Does anyone have any suggestions for how to craft scenarios for groups of 7? Though we are mostly beginners, we all understand the basics of the game well, and the group gets along very well. Combat moves pretty swiftly, and I sincerely can't pinpoint why it takes so long aside from the typical discussion and strategy talks.
Scenarios have been around 10 encounters long (battles, traps, puzzles, etc.), and I don't want to shrink it by too much and risk the scenario flying be too quickly.
Any suggestions from more experienced players, preferably those who have played with large groups before?? Thank you in advance!!
-Cyg, fledgling GM
| Jaunt |
Cut the scenarios down to about 6 encounters, and add a pre-generated random encounter or two if you panic because the PCs are flying through it. Or just add back in the things you cut, if that's feasible.
More people just means longer games. You can't do anything about it. Every person you add is another potential bathroom break, another "can you repeat that? I was just texting the wife", another "no, don't try to do that, he probably has a really good CMD", another "what if we tried sneaking in instead", another "let me try talking to them first". Either cut players or cut content, and be ready to pad things out a little in the unlikely event things go too quickly.
| Cyg |
Cut the scenarios down to about 6 encounters, and add a pre-generated random encounter or two if you panic because the PCs are flying through it.

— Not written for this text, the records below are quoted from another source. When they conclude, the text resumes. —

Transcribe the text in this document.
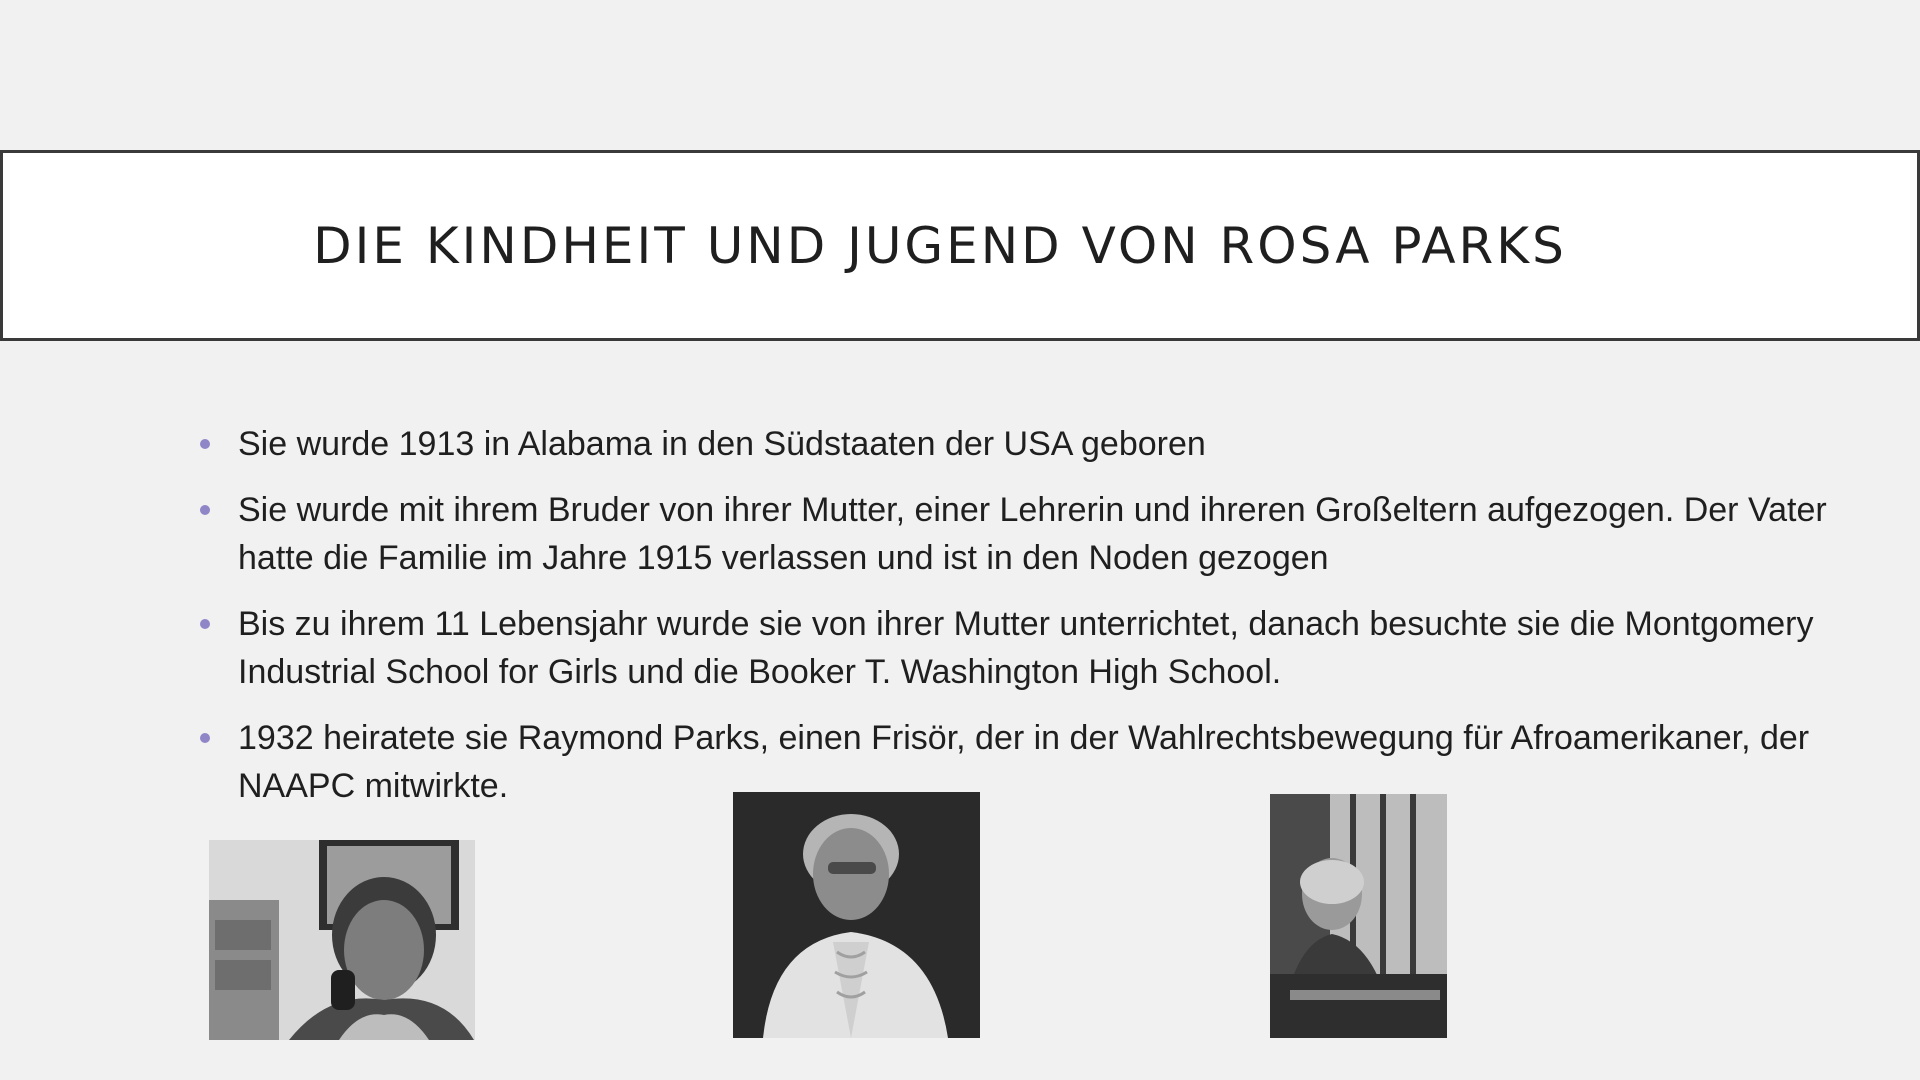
DIE KINDHEIT UND JUGEND VON ROSA PARKS
Sie wurde 1913 in Alabama in den Südstaaten der USA geboren
Sie wurde mit ihrem Bruder von ihrer Mutter, einer Lehrerin und ihreren Großeltern aufgezogen. Der Vater hatte die Familie im Jahre 1915 verlassen und ist in den Noden gezogen
Bis zu ihrem 11 Lebensjahr wurde sie von ihrer Mutter unterrichtet, danach besuchte sie die Montgomery Industrial School for Girls und die Booker T. Washington High School.
1932 heiratete sie Raymond Parks, einen Frisör, der in der Wahlrechtsbewegung für Afroamerikaner, der NAAPC mitwirkte.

Or just add back in the things you cut, if that's feasible.
More people just means longer games. You can't do anything about it. Every person you add is another potential bathroom break, another "can you repeat that? I was just texting the wife", another "no, don't try to do that, he probably has a really good CMD", another "what if we tried sneaking in instead", another "let me try talking to them first". Either cut players or cut content, and be ready to pad things out a little in the unlikely event things go too quickly.
You hit the nail on the head with that list there (though they've been good about no phones thus far!). I like the pre-gen encounters to pad it out, will definitely add to the scenario I'm writing! Thank you!